Preparing Students for the 21st Century

In education and business circles, there is a great deal of conversation about how to prepare the next generations for an uncertain future - and one in which technology plays an increasingly larger role. Daisy Christodoulou, an educational researcher and devotee of Core Knowledge founder Dr. E.D. Hirsch,Jr., wrote about 21st century learning in a recent blog, "Why 21st Century Skills are Not That 21st Century":

"It is quite patronizing to suggest that no one before the year 2000 ever needed to think critically, solve problems, communicate, collaborate, create, innovate, or read. It probably is true that in the future, more and more people will need these skills, and that there will be fewer economic opportunities for people who do not have these skills. But that would suggest to me that we need to make sure that everyone gets the education that was in the past reserved for the elite. That is not redefining education for the twenty-first century; it is giving everyone the chance to get a traditional education."

"We need to make sure that everyone gets the education that was in the past reserved for the elite. That is not redefining education for the twenty-first century; it is giving everyone the chance to get a traditional education."  - Education Researcher Daisy Christodoulou

The Pitfalls of Student-Directed Learning

TASIS believes that a strong, content-based curriculum is the best preparation for an indefinite future. It is difficult to imagine that the alternative to our Core Knowledge curriculum -- one in which students don´t learn facts, knowledge, language, communication, history, arts, and math -- could prepare them for much of a future. Development of critical thinking begins with considering how things actually work (and how they have worked in the past). Having appropriate background knowledge is essential to understanding how to approach new problems with a critical eye. 

In some educational circles, there exists a philosophy that students should determine their own learning paths, decide what is important to them, and be empowered to “own their learning.” While this approach is fine for mature students with sufficient background and self-discipline, it is a terribly inefficient way to approach a young student's learning.

At TASIS, we believe personalizing student learning should be accomplished by meeting them at their individual readiness levels as they are introduced to a rich, content-driven curriculum, not by sacrificing to a student's momentary desires the complex body of knowledge we want every educated person to master. 

Our content-rich curriculum means we develop students who do more than recall a series of disconnected facts. It's a poverty of instructional knowledge and creativity that leads us to believe we must choose between teaching students content or critical thinking. Before we can teach students to think critically, it's essential that we provide them with something meaningful to think about!  We expect our students to engage in thoughtful collaborative discussion of serious texts, not simply devouring fiction for its own sake. 

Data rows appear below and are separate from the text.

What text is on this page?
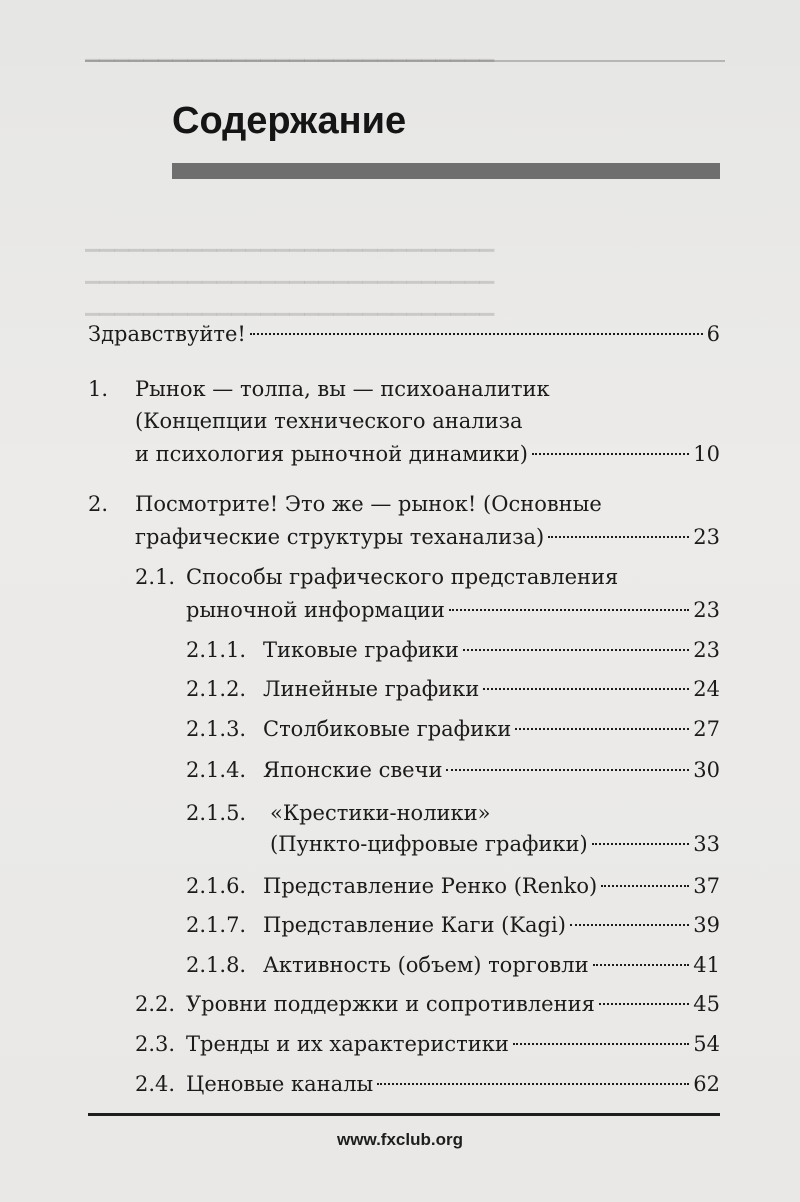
▁▁▁▁▁▁▁▁▁▁▁▁▁▁▁▁▁▁▁▁▁▁▁▁▁▁▁▁
▁▁▁▁▁▁▁▁▁▁▁▁▁▁▁▁▁▁▁▁▁▁▁▁▁▁▁▁
▁▁▁▁▁▁▁▁▁▁▁▁▁▁▁▁▁▁▁▁▁▁▁▁▁▁▁▁
▁▁▁▁▁▁▁▁▁▁▁▁▁▁▁▁▁▁▁▁▁▁▁▁▁▁▁▁
Содержание
Здравствуйте!	6
1. Рынок — толпа, вы — психоаналитик
(Концепции технического анализа
и психология рыночной динамики)	10
2. Посмотрите! Это же — рынок! (Основные
графические структуры теханализа)	23
2.1. Способы графического представления
рыночной информации	23
2.1.1. Тиковые графики	23
2.1.2. Линейные графики	24
2.1.3. Столбиковые графики	27
2.1.4. Японские свечи	30
2.1.5. «Крестики-нолики»
(Пункто-цифровые графики)	33
2.1.6. Представление Ренко (Renko)	37
2.1.7. Представление Каги (Kagi)	39
2.1.8. Активность (объем) торговли	41
2.2. Уровни поддержки и сопротивления	45
2.3. Тренды и их характеристики	54
2.4. Ценовые каналы	62
www.fxclub.org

We believe in inquiry, discovery, investigation, and other forms of student-directed learning, but only after students have developed a significant body of knowledge and a basis from which to inquire. You can´t be an expert without knowledge. You can´t be a good investigator without subject-area background. Even knowing how to effectively "Google" something requires the relevant vocabulary and framework of knowledge to make sense of what is found. 

Why The Curriculum Matters 

At TASIS, we believe that what students study (curriculum) and how they are taught (pedagogy) are the two most important inputs of student achievement, a viewpoint that is supported by a significant body of research. 

This is why we have adopted the Core Knowledge curricular framework for our elementary school. It is also why we hire the best teachers, offer them the most competitive compensation, and spend more time than most schools on faculty professional development.

John Hattie´s famous Visible Learning educational research -- a meta-study covering thousands of research studies and millions of students – uncovered elements that affect student performance… but not necessarily what was expected. Of the elements we can affect, those shown to have an impact on student achievement included teacher quality, challenging curriculum, high expectations, providing useful feedback, and classroom climate. Interestingly, in the early grades, student inquiry, project-based learning, small classes, and even homework had little effect on learning.

In the words of the renowned Portuguese Education Minister (2011-2015) Nuno Crato, who attempted to overhaul the national education system, “Since 2000, our country had been progressively abandoning the romantic and failed ideas that dominated past school reforms: loose curriculum, no external evaluation, no memorization, spurning high culture, emphasizing popular culture, and so on.” He determined that replacing a knowledge-based curriculum with “new fads” was the culprit behind the lowering of the country’s scores on international achievement tests.

Dr. E.D. Hirsch, Jr. designed the Core Knowledge curriculum to ensure both vertical and horizontal learning alignment, with no overlaps or gaps, less teacher subject matter choice, strong teacher resource materials, and a unified approach to learning across grade levels and between subject areas.